How to Realign a Shoulder: Why You Need a Professional

A shoulder injury involving misalignment, which is the separation of the upper arm bone (humerus) from the shoulder socket (glenoid fossa), is a serious medical emergency. This injury, whether a full dislocation or a partial separation known as a subluxation, demands immediate professional care. The shoulder is a highly mobile ball-and-socket joint, making it the most frequently dislocated major joint in the body. Attempting to force the joint back into place without medical training risks causing permanent damage to nerves, blood vessels, and bone structures. Medical attention is mandatory for safe and successful realignment, a process called reduction.

Understanding Shoulder Misalignment

The shoulder’s high degree of mobility comes at the expense of stability, as the socket is shallow compared to the ball of the upper arm bone. Misalignment occurs when the humeral head moves out of its proper resting position within the glenoid fossa. A subluxation is an incomplete or partial separation where the joint surfaces momentarily lose contact but may spontaneously return to position.

A full dislocation is a complete separation of the humerus from the socket, often resulting in a visibly deformed shoulder contour. Approximately 95% of these injuries occur when the humeral head is forced forward and downward, known as an anterior dislocation. The shoulder relies heavily on surrounding soft tissues, including the joint capsule, ligaments, and the four muscles of the rotator cuff, to maintain stability.

These soft tissues are severely stretched or torn during a dislocation, which causes the joint to become unstable. The active stabilizers, such as the supraspinatus, infraspinatus, teres minor, and subscapularis muscles, are overwhelmed by the traumatic force. Damage to these structures during the initial injury often leads to chronic instability, making the shoulder prone to dislocating again.

Why Attempting Self-Realignment is Dangerous

Any forceful, untrained manipulation of a dislocated shoulder can increase the injury’s severity. One of the most serious risks is damage to the nerves that run near the joint. The axillary nerve, which supplies sensation to the outer part of the upper arm and controls the deltoid muscle, is the most commonly injured nerve following a dislocation.

Improper maneuvering can stretch or tear the axillary nerve, potentially leading to permanent loss of sensation or paralysis of the deltoid muscle.
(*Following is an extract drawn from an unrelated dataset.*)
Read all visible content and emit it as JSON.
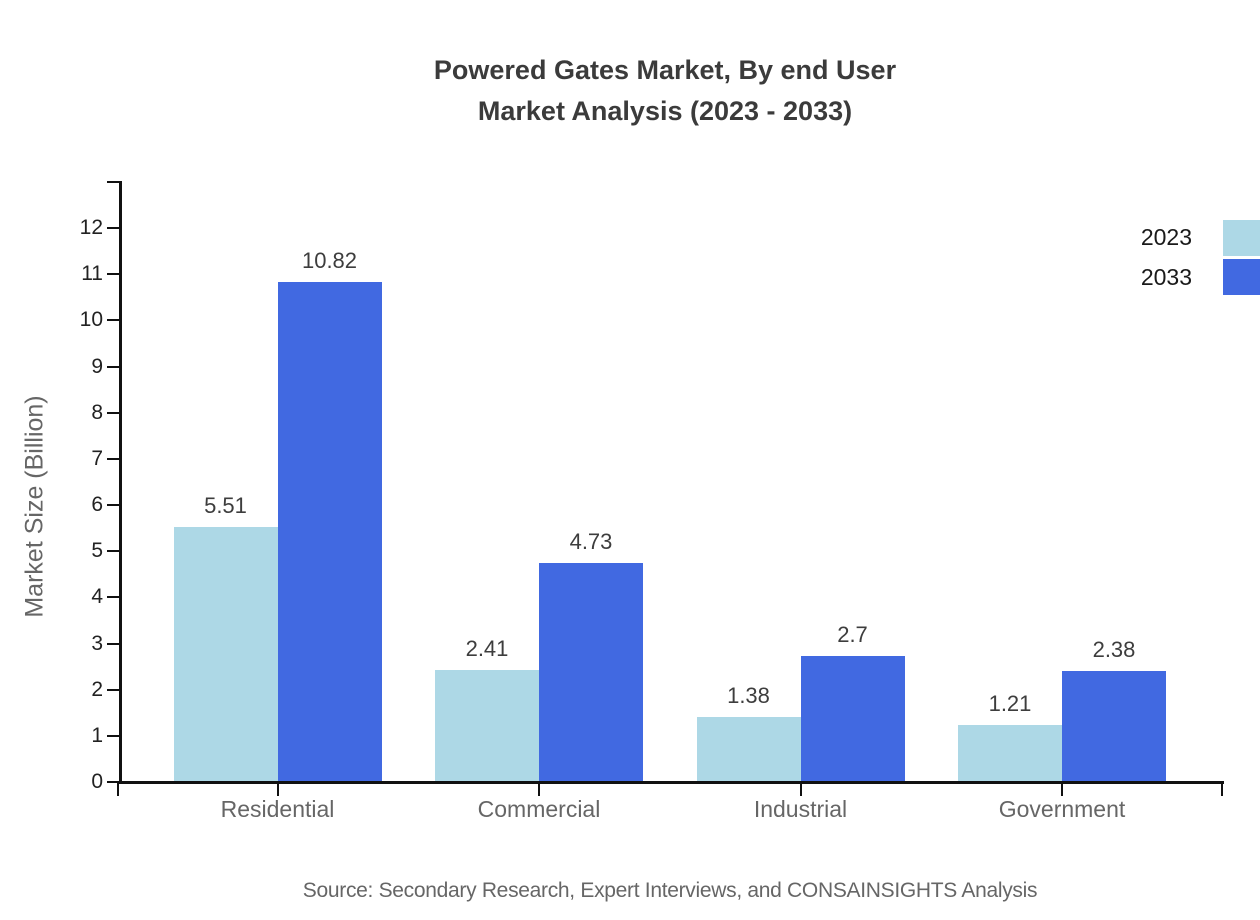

The blood vessels, particularly the axillary artery, lie in close proximity to the joint and can be compromised by the dislocated bone or an aggressive reduction attempt. Vascular injury can lead to a loss of blood flow to the arm or, in rare cases, compartment syndrome, where swelling causes dangerous pressure buildup.

Dislocations are frequently associated with fractures, such as a Hill-Sachs lesion (a compression fracture on the back of the humeral head) or a Bankart lesion (a tear of the shoulder socket rim). Attempting to realign the shoulder without an X-ray to rule out these fractures can turn a soft-tissue injury into a complex fracture-dislocation. Forcing a fractured bone back into the socket can worsen the break, requiring more extensive surgical repair and a longer recovery.

Professional Reduction Techniques

The process of reduction is performed by trained medical professionals and typically begins with procedural sedation and analgesia to manage pain and relax the powerful shoulder muscles. Relaxing the muscles is necessary, as muscle spasms can resist manipulation and increase the force required for the reduction. The primary principle of safe reduction involves applying gentle, sustained in-line traction.

This traction is often combined with counter-traction, where a strap or sheet stabilizes the torso while the provider pulls gently on the arm. The goal is to fatigue the protective muscle spasms and guide the humeral head back into the glenoid fossa along the path of least resistance. Low-force techniques are preferred to minimize the risk of iatrogenic injury.

One common, low-force method is the Stimson technique, where the patient lies prone with the arm hanging over the edge of the bed and a weight is attached to the wrist. Another is the external rotation technique, which involves slowly rotating the arm outward while keeping the elbow bent and close to the body. Techniques like the Kocher maneuver, which involves forceful rotation, are used less frequently due to a higher risk of complications.

Long-Term Stabilization and Rehabilitation

Following a successful reduction, often signaled by an audible clunk and immediate pain relief, the focus shifts to immobilization. The shoulder is typically placed in a sling or immobilizer for one to three weeks to allow stretched and torn soft tissues to begin healing. This period protects the joint without causing excessive stiffness, which could delay rehabilitation.

Physical therapy (PT) follows immobilization to restore joint function and reduce the risk of recurrence, especially in younger patients. Rehabilitation begins with restoring a pain-free range of motion before progressing to strengthening. The strengthening phase targets the rotator cuff muscles, which are the dynamic stabilizers of the joint.

Therapy also incorporates exercises to strengthen the scapular stabilizers, the muscles that control the shoulder blade’s movement. A final phase involves proprioceptive training, which focuses on retraining the joint’s sense of position. For patients with chronic instability or significant damage, surgical options like arthroscopic repair may be necessary to tighten or repair damaged tissues for long-term stabilization.